Fewer than half of UK consumers know the upload speed of their broadband connection, leading consumer watchdog Which? to call on regulators to ensure that actual broadband speeds are accurately advertised.
As part of a Give us broadband speed guaranteed campaign, Which? has asked the Committee of Advertising Practice and the Broadcasting Committee of Advertising Practice to review the guidelines on speed claims made in broadband adverts.
A survey conducted by consumer information website ISPreview.co.uk found that only 42 percent of consumers know the upload speed of their broadband service, despite 41 percent of 1,500 respondents indicating that upload performance is an important factor to them.
The survey also found that only 23 percent of consumers feel that their broadband speeds are accurately advertised.
ISPreview.co.uk noted that major broadband providers, such EE and Virgin, fail clearly to list upload speeds, which often require extensive digging through their websites to find.
BT was also noted for promoting upload speeds only for its superfast broadband, rather than for its standard copper wire, packages.
Which? said that if internet service providers (ISPs) were clearer about the actual speeds their customers will receive, as opposed to the speeds advertised, 25 percent of consumers would choose a different provider.
Which? said that 88 percent of consumers consider speed as the second most important consideration after price.
Under the current regulations, the speeds advertised need to apply only to 10 percent of customers in order to adhere to advertising guidelines.
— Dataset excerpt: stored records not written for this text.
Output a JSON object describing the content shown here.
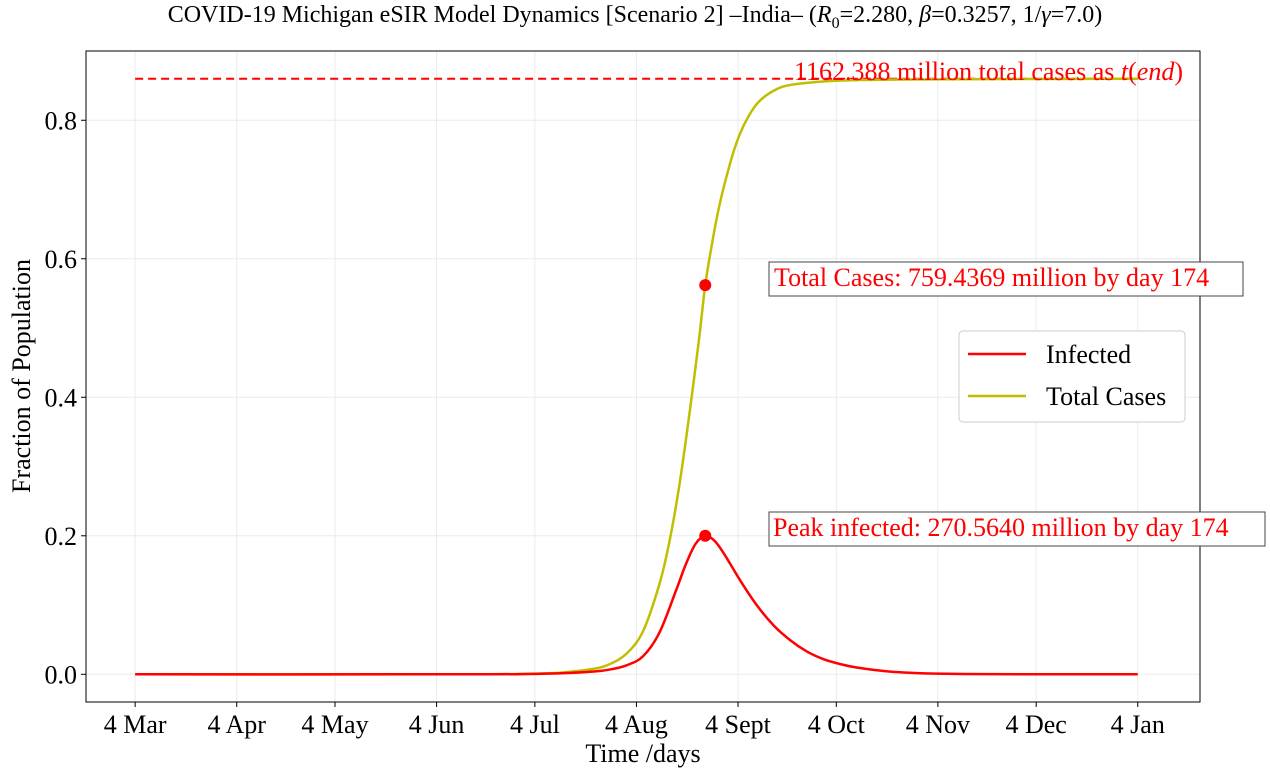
{
  "title": {
    "prefix": "COVID-19 Michigan eSIR Model Dynamics [Scenario 2] –India– (",
    "r0_symbol": "R",
    "r0_sub": "0",
    "r0_value": "=2.280, ",
    "beta_symbol": "β",
    "beta_value": "=0.3257, 1/",
    "gamma_symbol": "γ",
    "gamma_value": "=7.0)"
  },
  "chart_data": {
    "type": "line",
    "xlabel": "Time /days",
    "ylabel": "Fraction of Population",
    "x_ticks": [
      {
        "day": 0,
        "label": "4 Mar"
      },
      {
        "day": 31,
        "label": "4 Apr"
      },
      {
        "day": 61,
        "label": "4 May"
      },
      {
        "day": 92,
        "label": "4 Jun"
      },
      {
        "day": 122,
        "label": "4 Jul"
      },
      {
        "day": 153,
        "label": "4 Aug"
      },
      {
        "day": 184,
        "label": "4 Sept"
      },
      {
        "day": 214,
        "label": "4 Oct"
      },
      {
        "day": 245,
        "label": "4 Nov"
      },
      {
        "day": 275,
        "label": "4 Dec"
      },
      {
        "day": 306,
        "label": "4 Jan"
      }
    ],
    "xlim": [
      -15,
      325
    ],
    "ylim": [
      -0.04,
      0.9
    ],
    "y_ticks": [
      {
        "value": 0.0,
        "label": "0.0"
      },
      {
        "value": 0.2,
        "label": "0.2"
      },
      {
        "value": 0.4,
        "label": "0.4"
      },
      {
        "value": 0.6,
        "label": "0.6"
      },
      {
        "value": 0.8,
        "label": "0.8"
      }
    ],
    "grid": true,
    "legend_position": "center-right",
    "series": [
      {
        "name": "Infected",
        "color": "#ff0000",
        "x": [
          0,
          100,
          120,
          130,
          140,
          145,
          150,
          155,
          160,
          165,
          168,
          171,
          174,
          177,
          180,
          185,
          190,
          195,
          200,
          205,
          210,
          215,
          220,
          230,
          240,
          250,
          260,
          280,
          306
        ],
        "y": [
          0.0,
          0.0,
          0.0005,
          0.0015,
          0.004,
          0.007,
          0.013,
          0.026,
          0.06,
          0.12,
          0.158,
          0.188,
          0.2,
          0.192,
          0.172,
          0.133,
          0.098,
          0.07,
          0.049,
          0.033,
          0.022,
          0.015,
          0.01,
          0.004,
          0.0015,
          0.0006,
          0.0002,
          0.0,
          0.0
        ]
      },
      {
        "name": "Total Cases",
        "color": "#bfbf00",
        "x": [
          0,
          100,
          120,
          130,
          140,
          145,
          150,
          155,
          160,
          163,
          166,
          169,
          172,
          174,
          176,
          178,
          180,
          183,
          186,
          190,
          195,
          200,
          210,
          220,
          240,
          306
        ],
        "y": [
          0.0,
          0.0,
          0.0008,
          0.0025,
          0.008,
          0.015,
          0.03,
          0.062,
          0.13,
          0.19,
          0.27,
          0.37,
          0.48,
          0.562,
          0.62,
          0.67,
          0.71,
          0.76,
          0.795,
          0.825,
          0.843,
          0.851,
          0.856,
          0.858,
          0.859,
          0.86
        ]
      }
    ],
    "markers": [
      {
        "series": "Infected",
        "x": 174,
        "y": 0.2,
        "color": "#ff0000"
      },
      {
        "series": "Total Cases",
        "x": 174,
        "y": 0.562,
        "color": "#ff0000"
      }
    ],
    "hline": {
      "y": 0.86,
      "x_start": 0,
      "x_end": 306,
      "color": "#ff0000",
      "style": "dashed"
    },
    "annotations": {
      "total_end": {
        "prefix": "1162.388 million total cases as ",
        "italic_part": "t",
        "paren_open": "(",
        "italic_part2": "end",
        "paren_close": ")"
      },
      "total_cases": "Total Cases: 759.4369 million by day 174",
      "peak_infected": "Peak infected: 270.5640 million by day 174"
    }
  }
}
Which? found that only 12 percent of consumers are aware of this rule.
Richard Lloyd, executive director at Which?, said that internet connectivity is a now an essential part of modern life, adding that it "beggars belief" that ISPs can promote speeds that only a fraction of customers will receive.
"We want advertising watchdogs to pull the plug on confusing adverts and ensure broadband providers show the speeds the majority of customers will actually get," he said.
"In the meantime, companies need to be more upfront with customers about the speeds they can expect."
Which? also wants the term 'superfast' broadband to be qualified.
The issue of broadband speeds is a sore subject for people in rural areas, particularly in Wales, where residents complain that they receive the worst broadband speeds in the UK.